Can it also make Alzheimer's disease worse? Animal studies similar to the treatment of Alzheimer’s in humans have shown that the treated antibodies may actually be harmful.
It has been discovered that antibodies that are undergoing human trials can destroy the sticky plaques that form in the brain. In the mouse model of Alzheimer's disease, the antibodies seem to make brain cells more active in the same way and eventually stop functioning.
"We think this may be the failure mechanism of these antibodies in human trials." said Marc Busche of the Technical University of Munich, Germany.

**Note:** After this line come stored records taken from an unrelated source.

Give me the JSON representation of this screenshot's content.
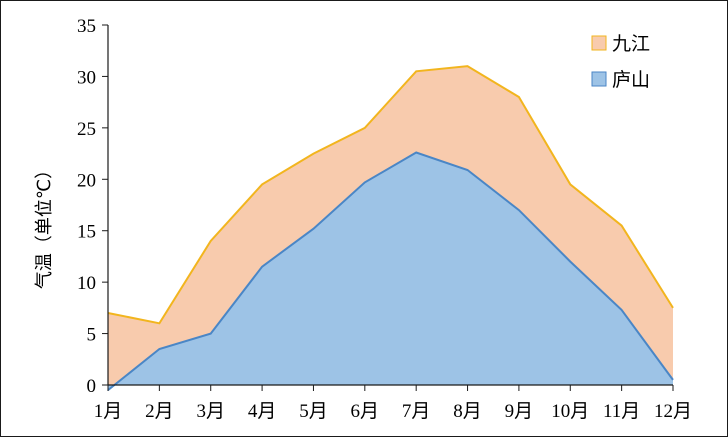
{
  "chart_data": {
    "type": "area",
    "categories": [
      "1月",
      "2月",
      "3月",
      "4月",
      "5月",
      "6月",
      "7月",
      "8月",
      "9月",
      "10月",
      "11月",
      "12月"
    ],
    "series": [
      {
        "name": "九江",
        "values": [
          7.0,
          6.0,
          14.0,
          19.5,
          22.5,
          25.0,
          30.5,
          31.0,
          28.0,
          19.5,
          15.5,
          7.5
        ],
        "fill": "#f8cbad",
        "stroke": "#f2b51e"
      },
      {
        "name": "庐山",
        "values": [
          -0.5,
          3.5,
          5.0,
          11.5,
          15.2,
          19.7,
          22.6,
          20.9,
          17.0,
          12.0,
          7.3,
          0.5
        ],
        "fill": "#9dc3e6",
        "stroke": "#4a86c6"
      }
    ],
    "ylabel": "气温（单位℃）",
    "xlabel": "",
    "ylim": [
      0,
      35
    ],
    "yticks": [
      0,
      5,
      10,
      15,
      20,
      25,
      30,
      35
    ],
    "grid": false,
    "legend_position": "top-right"
  }
}
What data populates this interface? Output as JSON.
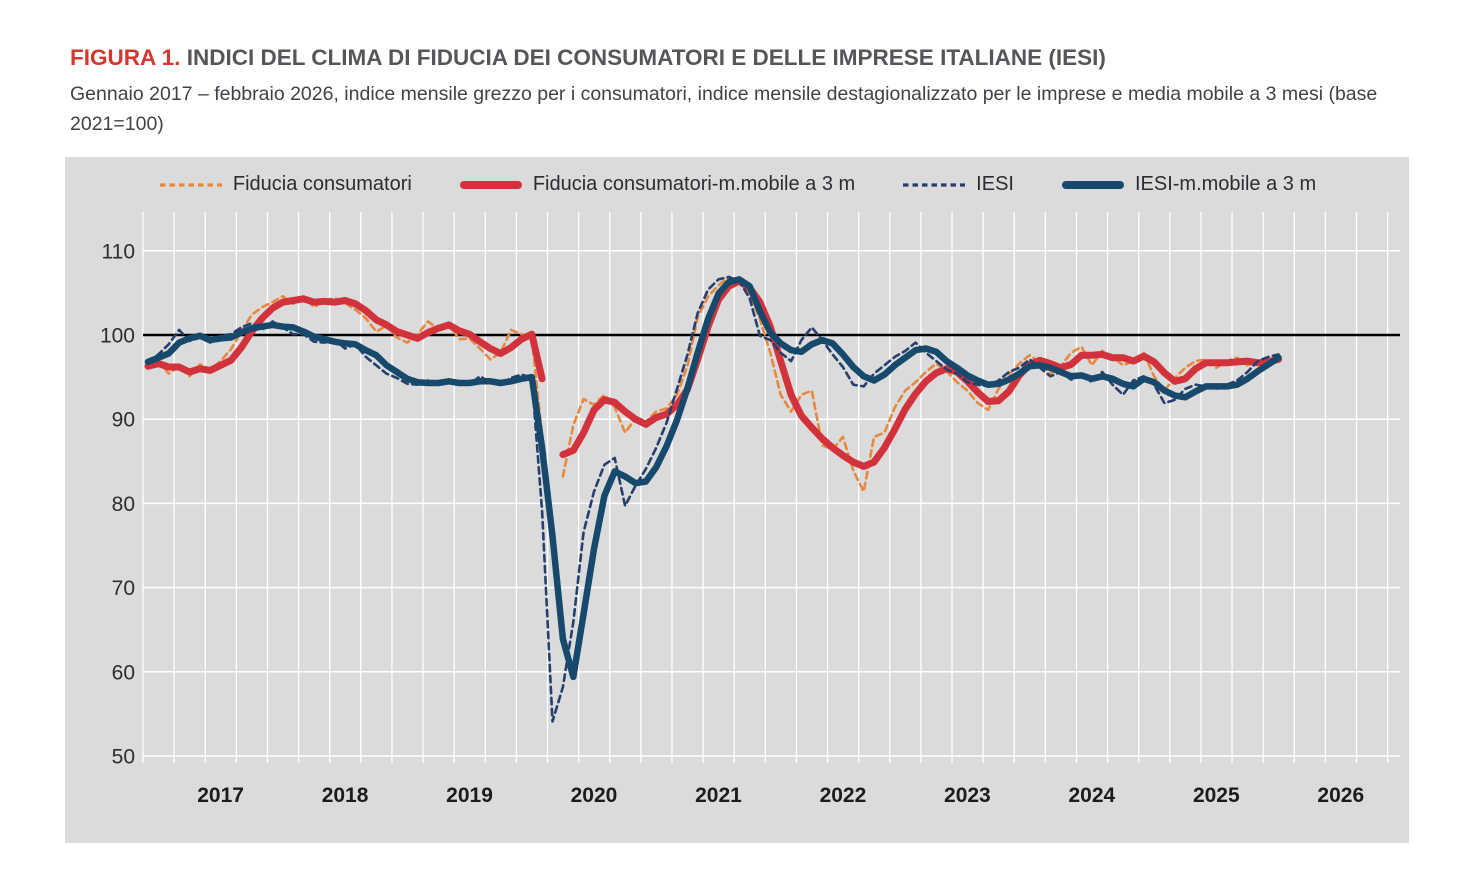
{
  "figure": {
    "label": "FIGURA 1.",
    "title": "INDICI DEL CLIMA DI FIDUCIA DEI CONSUMATORI E DELLE IMPRESE ITALIANE (IESI)",
    "subtitle": "Gennaio 2017 – febbraio 2026, indice mensile grezzo per i consumatori, indice mensile destagionalizzato per le imprese e media mobile a 3 mesi (base 2021=100)"
  },
  "chart_data": {
    "type": "line",
    "title": "Indici del clima di fiducia dei consumatori e delle imprese italiane (IESI)",
    "x_monthly_start": "2017-01",
    "x_monthly_end": "2026-02",
    "x_tick_labels": [
      "2017",
      "2018",
      "2019",
      "2020",
      "2021",
      "2022",
      "2023",
      "2024",
      "2025",
      "2026"
    ],
    "y_ticks": [
      50,
      60,
      70,
      80,
      90,
      100,
      110
    ],
    "ylim": [
      50,
      114.5
    ],
    "reference_line": 100,
    "grid": "on",
    "legend_position": "top",
    "plot_bg": "#DBDBDB",
    "grid_color": "#FFFFFF",
    "reference_line_color": "#000000",
    "series": [
      {
        "key": "fiducia-consumatori",
        "name": "Fiducia consumatori",
        "style": "dashed",
        "color": "#E6883E",
        "width": 2.6,
        "values": [
          96.3,
          96.9,
          95.4,
          96.3,
          95.1,
          96.5,
          95.9,
          96.9,
          98.3,
          100.4,
          102.4,
          103.3,
          103.9,
          104.6,
          103.7,
          104.6,
          103.3,
          104.1,
          104.4,
          103.8,
          103.0,
          102.0,
          100.4,
          101.1,
          99.7,
          99.1,
          100.1,
          101.6,
          100.7,
          101.3,
          99.5,
          99.6,
          98.4,
          97.1,
          97.9,
          100.6,
          100.1,
          99.7,
          88.0,
          null,
          83.2,
          89.3,
          92.4,
          91.7,
          92.9,
          91.4,
          88.4,
          90.1,
          89.7,
          90.9,
          91.3,
          92.9,
          96.3,
          102.1,
          104.6,
          105.9,
          106.9,
          106.3,
          104.9,
          101.9,
          97.9,
          92.9,
          90.9,
          92.9,
          93.4,
          86.9,
          86.4,
          87.9,
          83.9,
          81.4,
          87.9,
          88.4,
          91.4,
          93.4,
          94.4,
          95.6,
          96.6,
          95.7,
          94.4,
          93.4,
          91.9,
          91.1,
          93.6,
          95.3,
          96.6,
          97.6,
          96.7,
          95.4,
          96.3,
          97.9,
          98.6,
          96.4,
          98.1,
          97.4,
          96.4,
          96.9,
          97.9,
          95.1,
          93.4,
          94.9,
          96.1,
          96.9,
          97.1,
          96.1,
          96.9,
          97.3,
          96.4,
          96.9,
          97.1,
          97.4
        ]
      },
      {
        "key": "fiducia-consumatori-mm3",
        "name": "Fiducia consumatori-m.mobile a 3 m",
        "style": "solid",
        "color": "#D2323B",
        "width": 7,
        "values": [
          96.3,
          96.6,
          96.2,
          96.2,
          95.6,
          96.0,
          95.8,
          96.4,
          97.0,
          98.5,
          100.4,
          102.0,
          103.2,
          103.9,
          104.1,
          104.3,
          103.9,
          104.0,
          103.9,
          104.1,
          103.7,
          102.9,
          101.8,
          101.2,
          100.4,
          100.0,
          99.6,
          100.3,
          100.8,
          101.2,
          100.5,
          100.1,
          99.2,
          98.4,
          97.8,
          98.5,
          99.5,
          100.1,
          94.8,
          null,
          85.8,
          86.3,
          88.4,
          91.1,
          92.3,
          92.0,
          90.9,
          90.0,
          89.4,
          90.2,
          90.6,
          91.7,
          93.5,
          97.1,
          101.0,
          104.2,
          105.8,
          106.4,
          105.6,
          103.9,
          101.0,
          96.9,
          92.9,
          90.4,
          89.0,
          87.7,
          86.6,
          85.7,
          84.9,
          84.4,
          84.9,
          86.6,
          88.8,
          91.2,
          93.0,
          94.5,
          95.5,
          96.0,
          95.6,
          94.5,
          93.2,
          92.1,
          92.2,
          93.3,
          95.2,
          96.5,
          97.0,
          96.6,
          96.1,
          96.5,
          97.6,
          97.6,
          97.7,
          97.3,
          97.3,
          96.9,
          97.5,
          96.8,
          95.5,
          94.5,
          94.8,
          96.0,
          96.7,
          96.7,
          96.7,
          96.8,
          96.9,
          96.7,
          96.8,
          97.1
        ]
      },
      {
        "key": "iesi",
        "name": "IESI",
        "style": "dashed",
        "color": "#253F6E",
        "width": 2.6,
        "values": [
          96.8,
          97.7,
          98.9,
          100.6,
          99.3,
          99.7,
          99.1,
          99.9,
          100.1,
          100.9,
          101.4,
          100.6,
          101.6,
          100.9,
          100.1,
          100.1,
          99.2,
          99.1,
          99.4,
          98.4,
          98.9,
          97.4,
          96.4,
          95.4,
          94.9,
          94.2,
          94.1,
          94.6,
          94.1,
          94.7,
          94.2,
          94.1,
          95.1,
          94.4,
          94.2,
          94.9,
          95.3,
          94.9,
          79.1,
          54.1,
          58.2,
          65.9,
          76.6,
          81.4,
          84.6,
          85.4,
          79.7,
          82.1,
          84.1,
          86.6,
          89.6,
          93.6,
          97.6,
          102.6,
          105.4,
          106.6,
          106.9,
          106.4,
          104.4,
          99.9,
          99.4,
          97.9,
          96.9,
          99.4,
          100.9,
          99.4,
          97.7,
          96.2,
          94.1,
          93.9,
          95.4,
          96.4,
          97.4,
          98.1,
          99.1,
          97.9,
          96.9,
          95.9,
          95.4,
          94.4,
          94.1,
          93.9,
          94.6,
          95.6,
          96.1,
          97.1,
          96.1,
          95.1,
          95.6,
          94.7,
          95.3,
          94.4,
          95.6,
          94.1,
          92.9,
          94.6,
          95.1,
          94.1,
          91.9,
          92.3,
          93.6,
          94.1,
          93.9,
          93.6,
          94.1,
          94.6,
          95.6,
          96.9,
          97.4,
          97.7
        ]
      },
      {
        "key": "iesi-mm3",
        "name": "IESI-m.mobile a 3 m",
        "style": "solid",
        "color": "#17496C",
        "width": 6.5,
        "values": [
          96.8,
          97.3,
          97.8,
          99.1,
          99.6,
          99.9,
          99.4,
          99.6,
          99.7,
          100.3,
          100.8,
          101.0,
          101.2,
          101.0,
          100.9,
          100.4,
          99.8,
          99.5,
          99.2,
          99.0,
          98.9,
          98.2,
          97.6,
          96.4,
          95.6,
          94.8,
          94.4,
          94.3,
          94.3,
          94.5,
          94.3,
          94.3,
          94.5,
          94.5,
          94.3,
          94.5,
          94.8,
          95.0,
          86.6,
          76.1,
          63.9,
          59.4,
          66.9,
          74.6,
          80.9,
          83.8,
          83.2,
          82.4,
          82.6,
          84.3,
          86.8,
          89.9,
          93.6,
          97.9,
          101.9,
          104.9,
          106.3,
          106.6,
          105.8,
          102.8,
          100.3,
          99.0,
          98.2,
          98.0,
          98.9,
          99.4,
          99.0,
          97.7,
          96.2,
          95.1,
          94.6,
          95.3,
          96.4,
          97.3,
          98.2,
          98.4,
          98.0,
          96.9,
          96.1,
          95.2,
          94.6,
          94.1,
          94.2,
          94.7,
          95.4,
          96.3,
          96.4,
          96.1,
          95.6,
          95.1,
          95.2,
          94.8,
          95.1,
          94.8,
          94.2,
          93.9,
          94.8,
          94.4,
          93.4,
          92.8,
          92.6,
          93.3,
          93.9,
          93.9,
          93.9,
          94.1,
          94.8,
          95.7,
          96.5,
          97.3
        ]
      }
    ]
  }
}
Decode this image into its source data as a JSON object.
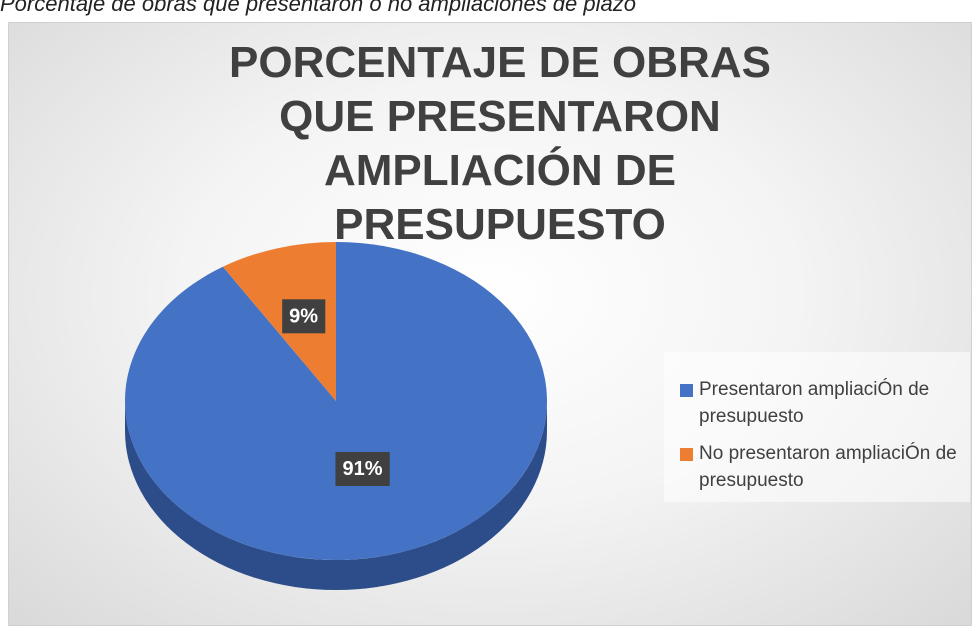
{
  "caption": "Porcentaje de obras que presentaron o no ampliaciones de plazo",
  "chart_data": {
    "type": "pie",
    "title": "PORCENTAJE DE OBRAS QUE PRESENTARON AMPLIACIÓN DE PRESUPUESTO",
    "categories": [
      "Presentaron ampliaciÓn de presupuesto",
      "No presentaron ampliaciÓn de presupuesto"
    ],
    "values": [
      91,
      9
    ],
    "value_labels": [
      "91%",
      "9%"
    ],
    "colors": [
      "#4472c4",
      "#ed7d31"
    ],
    "legend": "right"
  }
}
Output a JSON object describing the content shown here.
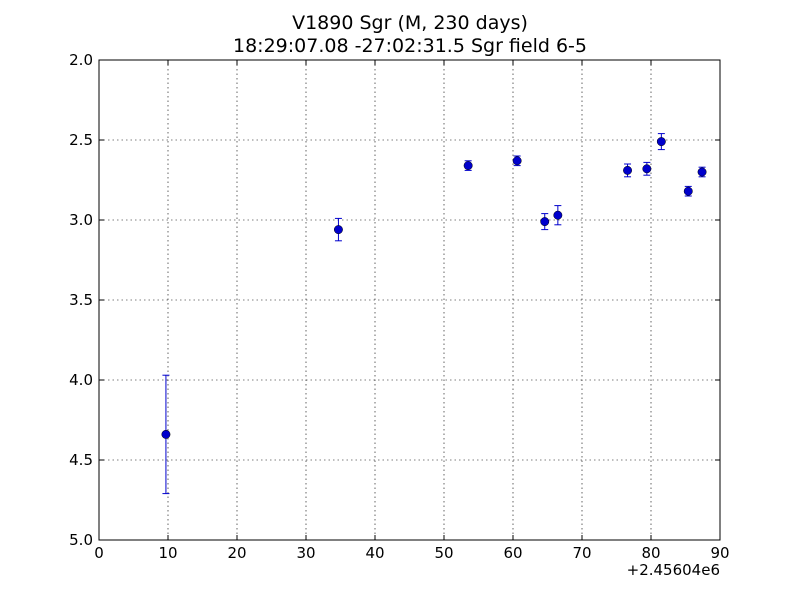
{
  "chart_data": {
    "type": "scatter",
    "title": "V1890 Sgr  (M, 230 days)",
    "subtitle": "18:29:07.08 -27:02:31.5 Sgr field 6-5",
    "xlabel": "",
    "ylabel": "",
    "x_offset_label": "+2.45604e6",
    "xlim": [
      0,
      90
    ],
    "ylim": [
      5.0,
      2.0
    ],
    "y_inverted": true,
    "grid": true,
    "x_ticks": [
      0,
      10,
      20,
      30,
      40,
      50,
      60,
      70,
      80,
      90
    ],
    "x_tick_labels": [
      "0",
      "10",
      "20",
      "30",
      "40",
      "50",
      "60",
      "70",
      "80",
      "90"
    ],
    "y_ticks": [
      2.0,
      2.5,
      3.0,
      3.5,
      4.0,
      4.5,
      5.0
    ],
    "y_tick_labels": [
      "2.0",
      "2.5",
      "3.0",
      "3.5",
      "4.0",
      "4.5",
      "5.0"
    ],
    "series": [
      {
        "color": "#0000cc",
        "marker": "circle",
        "points": [
          {
            "x": 9.7,
            "y": 4.34,
            "err": 0.37
          },
          {
            "x": 34.7,
            "y": 3.06,
            "err": 0.07
          },
          {
            "x": 53.5,
            "y": 2.66,
            "err": 0.03
          },
          {
            "x": 60.6,
            "y": 2.63,
            "err": 0.03
          },
          {
            "x": 64.6,
            "y": 3.01,
            "err": 0.05
          },
          {
            "x": 66.5,
            "y": 2.97,
            "err": 0.06
          },
          {
            "x": 76.6,
            "y": 2.69,
            "err": 0.04
          },
          {
            "x": 79.4,
            "y": 2.68,
            "err": 0.04
          },
          {
            "x": 81.5,
            "y": 2.51,
            "err": 0.05
          },
          {
            "x": 85.4,
            "y": 2.82,
            "err": 0.03
          },
          {
            "x": 87.4,
            "y": 2.7,
            "err": 0.03
          }
        ]
      }
    ]
  }
}
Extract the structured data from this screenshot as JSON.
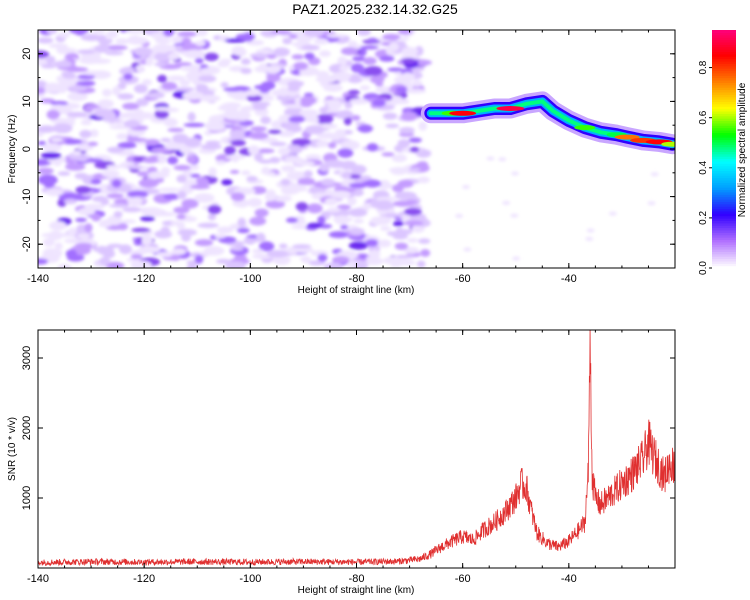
{
  "title": "PAZ1.2025.232.14.32.G25",
  "chart_data": [
    {
      "type": "heatmap",
      "title": "PAZ1.2025.232.14.32.G25",
      "xlabel": "Height of straight line (km)",
      "ylabel": "Frequency (Hz)",
      "xlim": [
        -140,
        -20
      ],
      "ylim": [
        -25,
        25
      ],
      "x_ticks": [
        "-140",
        "-120",
        "-100",
        "-80",
        "-60",
        "-40"
      ],
      "y_ticks": [
        "-20",
        "-10",
        "0",
        "10",
        "20"
      ],
      "colorbar": {
        "label": "Normalized spectral amplitude",
        "range": [
          0,
          0.95
        ],
        "ticks": [
          "0.0",
          "0.2",
          "0.4",
          "0.6",
          "0.8"
        ],
        "colors": [
          "#ffffff",
          "#b070ff",
          "#3000ff",
          "#00a0ff",
          "#00ffff",
          "#00ff00",
          "#ffff00",
          "#ff8000",
          "#ff0000",
          "#ff0080"
        ]
      },
      "noise_region_km": [
        -140,
        -67
      ],
      "signal_ridge": [
        {
          "x": -66,
          "y": 7.5,
          "v": 0.25
        },
        {
          "x": -62,
          "y": 7.5,
          "v": 0.55
        },
        {
          "x": -60,
          "y": 7.5,
          "v": 0.85
        },
        {
          "x": -57,
          "y": 8.0,
          "v": 0.35
        },
        {
          "x": -54,
          "y": 8.5,
          "v": 0.45
        },
        {
          "x": -51,
          "y": 8.5,
          "v": 0.9
        },
        {
          "x": -48,
          "y": 9.5,
          "v": 0.3
        },
        {
          "x": -45,
          "y": 10.0,
          "v": 0.35
        },
        {
          "x": -43,
          "y": 8.0,
          "v": 0.45
        },
        {
          "x": -40,
          "y": 6.0,
          "v": 0.4
        },
        {
          "x": -37,
          "y": 4.5,
          "v": 0.55
        },
        {
          "x": -34,
          "y": 3.5,
          "v": 0.45
        },
        {
          "x": -31,
          "y": 3.0,
          "v": 0.5
        },
        {
          "x": -29,
          "y": 2.5,
          "v": 0.75
        },
        {
          "x": -26,
          "y": 1.8,
          "v": 0.8
        },
        {
          "x": -23,
          "y": 1.5,
          "v": 0.85
        },
        {
          "x": -20.5,
          "y": 1.0,
          "v": 0.6
        }
      ]
    },
    {
      "type": "line",
      "xlabel": "Height of straight line (km)",
      "ylabel": "SNR (10 * v/v)",
      "xlim": [
        -140,
        -20
      ],
      "ylim": [
        0,
        3400
      ],
      "x_ticks": [
        "-140",
        "-120",
        "-100",
        "-80",
        "-60",
        "-40"
      ],
      "y_ticks": [
        "1000",
        "2000",
        "3000"
      ],
      "color": "#e03030",
      "x": [
        -140,
        -130,
        -120,
        -110,
        -100,
        -90,
        -80,
        -72,
        -68,
        -66,
        -64,
        -62,
        -60,
        -58,
        -56,
        -54,
        -52,
        -50,
        -49,
        -48,
        -47,
        -46,
        -44,
        -42,
        -40,
        -38,
        -37,
        -36.3,
        -36,
        -35.6,
        -35,
        -34,
        -32,
        -30,
        -28,
        -26,
        -25,
        -24,
        -22,
        -21,
        -20
      ],
      "y": [
        80,
        90,
        85,
        90,
        85,
        90,
        85,
        95,
        130,
        200,
        300,
        380,
        450,
        400,
        550,
        650,
        800,
        1000,
        1200,
        1150,
        800,
        500,
        350,
        300,
        380,
        550,
        650,
        1400,
        3400,
        1300,
        1000,
        900,
        1050,
        1200,
        1350,
        1550,
        1800,
        1600,
        1300,
        1500,
        1450
      ]
    }
  ]
}
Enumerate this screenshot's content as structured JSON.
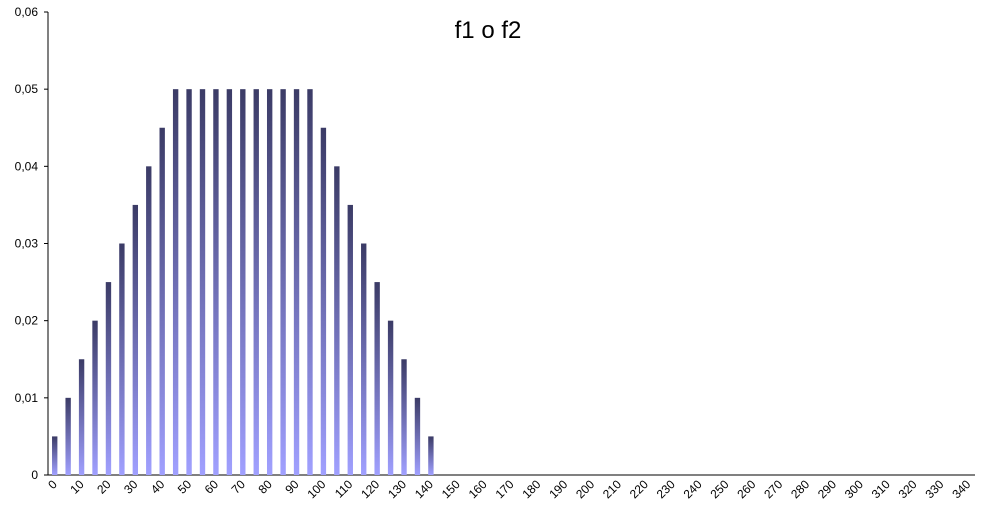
{
  "chart_data": {
    "type": "bar",
    "title": "f1 o f2",
    "categories": [
      0,
      null,
      10,
      null,
      20,
      null,
      30,
      null,
      40,
      null,
      50,
      null,
      60,
      null,
      70,
      null,
      80,
      null,
      90,
      null,
      100,
      null,
      110,
      null,
      120,
      null,
      130,
      null,
      140,
      null,
      150,
      null,
      160,
      null,
      170,
      null,
      180,
      null,
      190,
      null,
      200,
      null,
      210,
      null,
      220,
      null,
      230,
      null,
      240,
      null,
      250,
      null,
      260,
      null,
      270,
      null,
      280,
      null,
      290,
      null,
      300,
      null,
      310,
      null,
      320,
      null,
      330,
      null,
      340
    ],
    "values": [
      0.005,
      0.01,
      0.015,
      0.02,
      0.025,
      0.03,
      0.035,
      0.04,
      0.045,
      0.05,
      0.05,
      0.05,
      0.05,
      0.05,
      0.05,
      0.05,
      0.05,
      0.05,
      0.05,
      0.05,
      0.045,
      0.04,
      0.035,
      0.03,
      0.025,
      0.02,
      0.015,
      0.01,
      0.005,
      0,
      0,
      0,
      0,
      0,
      0,
      0,
      0,
      0,
      0,
      0,
      0,
      0,
      0,
      0,
      0,
      0,
      0,
      0,
      0,
      0,
      0,
      0,
      0,
      0,
      0,
      0,
      0,
      0,
      0,
      0,
      0,
      0,
      0,
      0,
      0,
      0,
      0,
      0,
      0
    ],
    "color": [
      "#3b3b66",
      "#a0a0ff"
    ],
    "ylim": [
      0,
      0.06
    ],
    "yticks": [
      0,
      {
        "value": 0.01,
        "label": "0,01"
      },
      {
        "value": 0.02,
        "label": "0,02"
      },
      {
        "value": 0.03,
        "label": "0,03"
      },
      {
        "value": 0.04,
        "label": "0,04"
      },
      {
        "value": 0.05,
        "label": "0,05"
      },
      {
        "value": 0.06,
        "label": "0,06"
      }
    ],
    "grid": false
  }
}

Busche and his colleagues gave Alzheimer's disease model mice and normal mice the same antibody drug. After treatment, they found that the diseased mice had brain cells 5 times more active than normal mice.
plaque rupture
When plaques in Alzheimer's disease form, fragments of β-amyloid protein gather together. Busche and colleagues previously discovered that β-amyloid can cause neuronal hyperactivity. They believe that when antibodies destroy these plaques, it exacerbates this effect to some extent than when the plaques remain intact.
In the process of trying to treat Alzheimer's disease, after multiple failures, drug developers began to try to detect and treat the disease earlier.
Therefore, Busche and his team even studied the effects of drugs in the early stages of Alzheimer's disease in these mice. At this time, there were no plaques in their brains, neurons became more active, and symptoms of disease worsened.
mice may be misleading us
"We found that even very young mice became active before plaques were deposited, Busche said. It is unclear what causes hyperactivity.
However, there is no need to throw away these medicines yet. Other researchers are careful to say that mouse experiments have a history of misleading results. "The mouse model is imperfect-we have been exposed to animal Alzheimer's disease for many years," said Maria Carrillo, chief scientific officer of the American Charity Alzheimer's Association.
Busche agrees that mouse models cannot simulate all aspects of human disease. He said: "Targeted treatment of beta amyloid symptoms is still promising, but in the end we may need a combination of multiple methods."